A strong dollar makes imports attractive.
What we know as Au probably is only symbolic of whatever substances in the heavenly realms might be. We live in a decaying world. Even atoms of Au as we know them would decay given sufficient trillions of years.
Yes! And there's the rub.
A strong dollar makes foreign goods relatively cheap. And a weak dollar caused by monetary inflation eventually causes domestic prices to rise . . . also making foreign goods relatively cheap.
The only solution is a stable dollar, one that isn't fiddled around with constantly by the Fed. Its foreign exchange value would certainly fluctuate, but the domestic economy would stabilize and strengthen.
You’re lapsing into incoherence.
Inflation is what causes the dollar to drop in the first place.
Inflation causes price and wage increases.
Price and wage increases make cheaper foreign goods more attractive.
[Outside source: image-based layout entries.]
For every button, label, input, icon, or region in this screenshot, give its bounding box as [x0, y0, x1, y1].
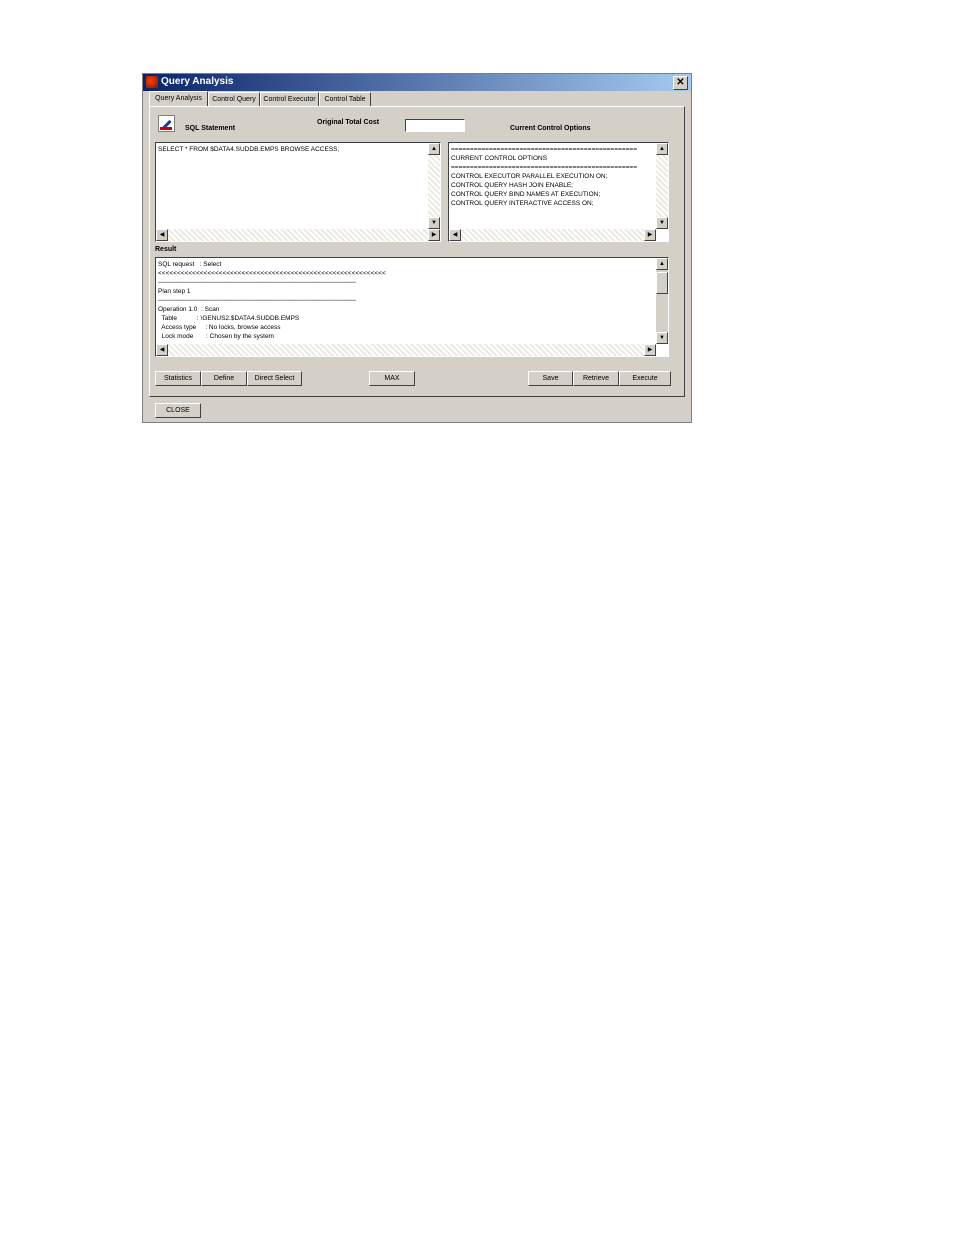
options-horizontal-scrollbar[interactable]: ◀ ▶ — [449, 229, 656, 241]
result-text: SQL request : Select <<<<<<<<<<<<<<<<<<<<… — [158, 260, 386, 341]
sql-pencil-icon[interactable] — [158, 115, 175, 132]
sql-vertical-scrollbar[interactable]: ▲ ▼ — [428, 143, 440, 229]
result-line: SQL request : Select — [158, 261, 222, 268]
save-button[interactable]: Save — [528, 371, 573, 386]
app-icon — [146, 76, 158, 88]
result-line: <<<<<<<<<<<<<<<<<<<<<<<<<<<<<<<<<<<<<<<<… — [158, 270, 386, 277]
scroll-up-icon[interactable]: ▲ — [656, 258, 668, 270]
title-bar[interactable]: Query Analysis ✕ — [143, 74, 691, 91]
close-button[interactable]: CLOSE — [155, 403, 201, 418]
scroll-down-icon[interactable]: ▼ — [428, 217, 440, 229]
control-option-line: CONTROL QUERY INTERACTIVE ACCESS ON; — [451, 200, 594, 207]
scroll-left-icon[interactable]: ◀ — [156, 344, 168, 356]
direct-select-button[interactable]: Direct Select — [247, 371, 302, 386]
tab-control-table[interactable]: Control Table — [319, 92, 371, 106]
result-textarea[interactable]: SQL request : Select <<<<<<<<<<<<<<<<<<<<… — [155, 257, 669, 357]
scroll-down-icon[interactable]: ▼ — [656, 217, 668, 229]
control-option-line: CURRENT CONTROL OPTIONS — [451, 155, 548, 162]
result-line: Table : \GENUS2.$DATA4.SUDDB.EMPS — [158, 315, 300, 322]
query-analysis-window: Query Analysis ✕ Query Analysis Control … — [142, 73, 692, 423]
scroll-down-icon[interactable]: ▼ — [656, 332, 668, 344]
sql-statement-text: SELECT * FROM $DATA4.SUDDB.EMPS BROWSE A… — [158, 146, 340, 153]
control-option-line: ========================================… — [451, 146, 637, 153]
control-option-line: CONTROL QUERY HASH JOIN ENABLE; — [451, 182, 573, 189]
tab-control-query[interactable]: Control Query — [208, 92, 260, 106]
options-vertical-scrollbar[interactable]: ▲ ▼ — [656, 143, 668, 229]
control-option-line: CONTROL EXECUTOR PARALLEL EXECUTION ON; — [451, 173, 608, 180]
current-control-options-label: Current Control Options — [510, 125, 591, 132]
result-line: Plan step 1 — [158, 288, 191, 295]
result-vertical-scrollbar[interactable]: ▲ ▼ — [656, 258, 668, 344]
control-options-text: ========================================… — [451, 145, 637, 208]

Price and wage increases wipe out any benefits to exports from a lower dollar by increasing production costs.
Didn't mean to go over your head.
You are quite incoherent about how such a situation miraculously causes imports to undercut local items. The same weakening dollar chases after both.
I've told you -- three times now? -- that when local prices rise due to inflation, but, say, Germany's prices remain relatively stable, then Germany will have the price advantage. And all trade takes place because of price differences.
There is nothing miraculous about it. Monetary inflation causes trade deficits. It's very easy to understand. When the prices in one country rise above those in another, the latter benefits.
For some reason, you are trying not to understand a very simple point.
The same weakening dollar is looking at German goods and local goods. How that is supposed to equate to an effective price reduction for German goods is voodoo mathematics. Period.
Ah. "Voodoo" mathematics. You learned your economics from George Bush, Sr. That explains your difficulty in understanding common sense.
I understand how you have it just backwards.
You are acting as though the dollar were the stable thing, and somehow tied buddy-buddy to Germany, whereas those asinine local producers are just asking more and more in some sort of unshakable union.
NO! It is the dollar that is getting weaker. If the local items were priced in weights of gold, their prices would probably be staying about the same.
No. I've been saying over and over that the dollar is dropping because the Fed is inflating it.
It is the dollar that is getting weaker. If the local items were priced in weights of gold, their prices would probably be staying about the same.
Of course, they would.
On that happy note of agreement, I bid you good morning.
The way you are acting is the only way you could come up with the notion that this inflation (cheaper dollars being more of them around) causes German imports to be cheaper in dollars. No they won’t be cheaper in dollars. Germany wants its gold. Now it will be cheaper to Germany to buy US things, in some measure (since prices lag the inflation by a certain amount).
What this article is, is an attempt by Forbes to rationalize retail pump prices for gasoline, and they're not even using any standard measure of inflation to do it, since that metric does not support it, and neither does exchange rates.
But, off to the races we go. Gas jumped because Iran is rattling sabres and because refinery capacity is lacking, nothing else. The price per barrel for crude is nowhere near the level of summer, 2008, but retail is equal to it and still climbing.